The important thing to note here is that, as in C, there is a lot of code that executes both before and after the main() function, and using global objects in C++ only adds to the complexity of starting and stopping your application.

In the preceding example, we use the _C option to demangle our function names. Let's look at the same output with this option:

> nm -gC cpp_example
U __cxa_atexit@@GLIBC_2.2.5
w __cxa_finalize@@GLIBC_2.2.5
00000000000008f4 T _fini
0000000000000688 T _init
00000000000007fa T main
00000000000006f0 T _start
U _ZNSt8ios_base4InitC1Ev@@GLIBCXX_3.4
U _ZNSt8ios_base4InitD1Ev@@GLIBCXX_3.4
0000000000201020 B _ZSt4cout@@GLIBCXX_3.4
U _ZStlsISt11char_traitsIcEERSt13basic_ostreamIcT_ES5_PKc@@GLIBCXX_3.4

...

As shown, some of these functions are still readable, while others are not. Specifically, the C++ specification dictates that certain support functions are linked using C linkage, preventing mangling. In our example, this includes the __cxa_xxx() functions, _init(), _fini()main(), and _start().

The C++ library functions that support std::cout, however, are managed with an almost unreadable syntax. On most POSIX-compliant systems, these mangled names can be demangled using the C++filt command, as follows:

> c++filt _ZSt4cout
std::cout

These names are mangled because they contain the entire function signature in their name, including the arguments and specializations (for example, the noexcept keyword). To demonstrate this, let's create two function overloads:

void test(void) {}
void test(bool b) {}

int main(void)
{
test();
test(false);
}

// > g++ scratchpad.cpp; ./a.out

In the previous example, we created two functions with the same name, but with different function signatures, a process known as function overloading, which is specific to C++.

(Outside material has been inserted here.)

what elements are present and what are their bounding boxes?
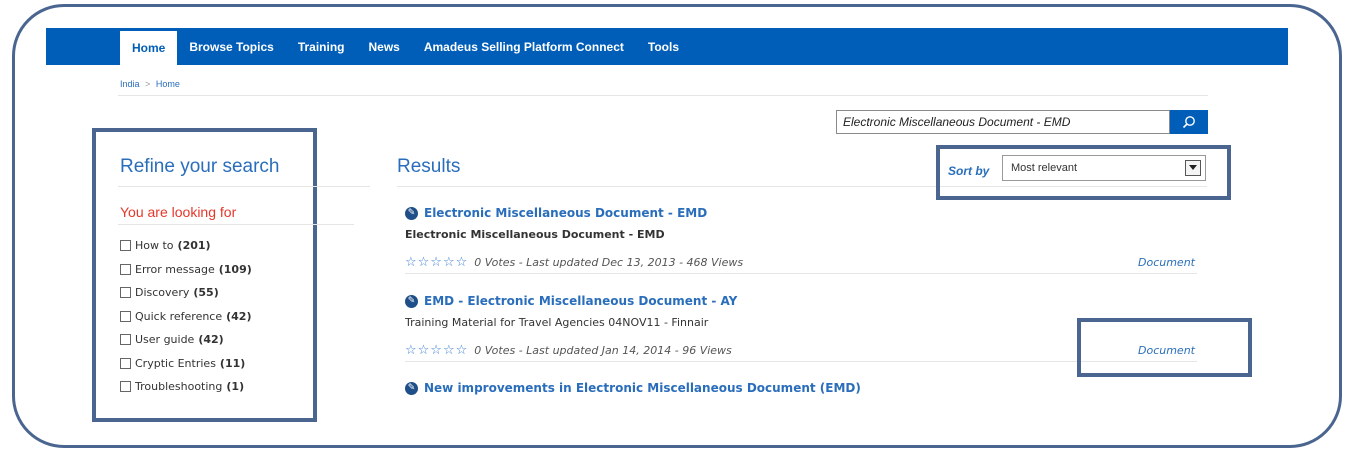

Now let's look at the symbols in our test application:

> nm -g a.out
...

0000000000000601 T _Z4testb
00000000000005fa T _Z4testv

There are a couple of reasons why function names are mangled in C++:

  • Encoding function arguments in the function's name means functions can be overloaded, and the compiler and the linker will know which function does what. Without name mangling, two functions with the same name but different arguments would look identical to the linker, and errors would occur. 
  • By encoding this type of information in the function name, the linker is able to identify whether a function for a library was compiled using a different signature. Without this information, it would be possible for the linker to link, for example, a library compiled with a different signature (and therefore a different implementation) to the same function name, which would lead to a hard-to-find error, and likely corruption. 

The biggest issue with C++ name mangling is that small changes to a public-facing API result in a library no longer being able to link with already-existing code.

There are many ways to overcome this problem, but, in general, it's simply important to understand that C++ encodes a lot of information about how you write your code in a function's name, making it imperative that public-facing APIs do not change unless a version change is expected.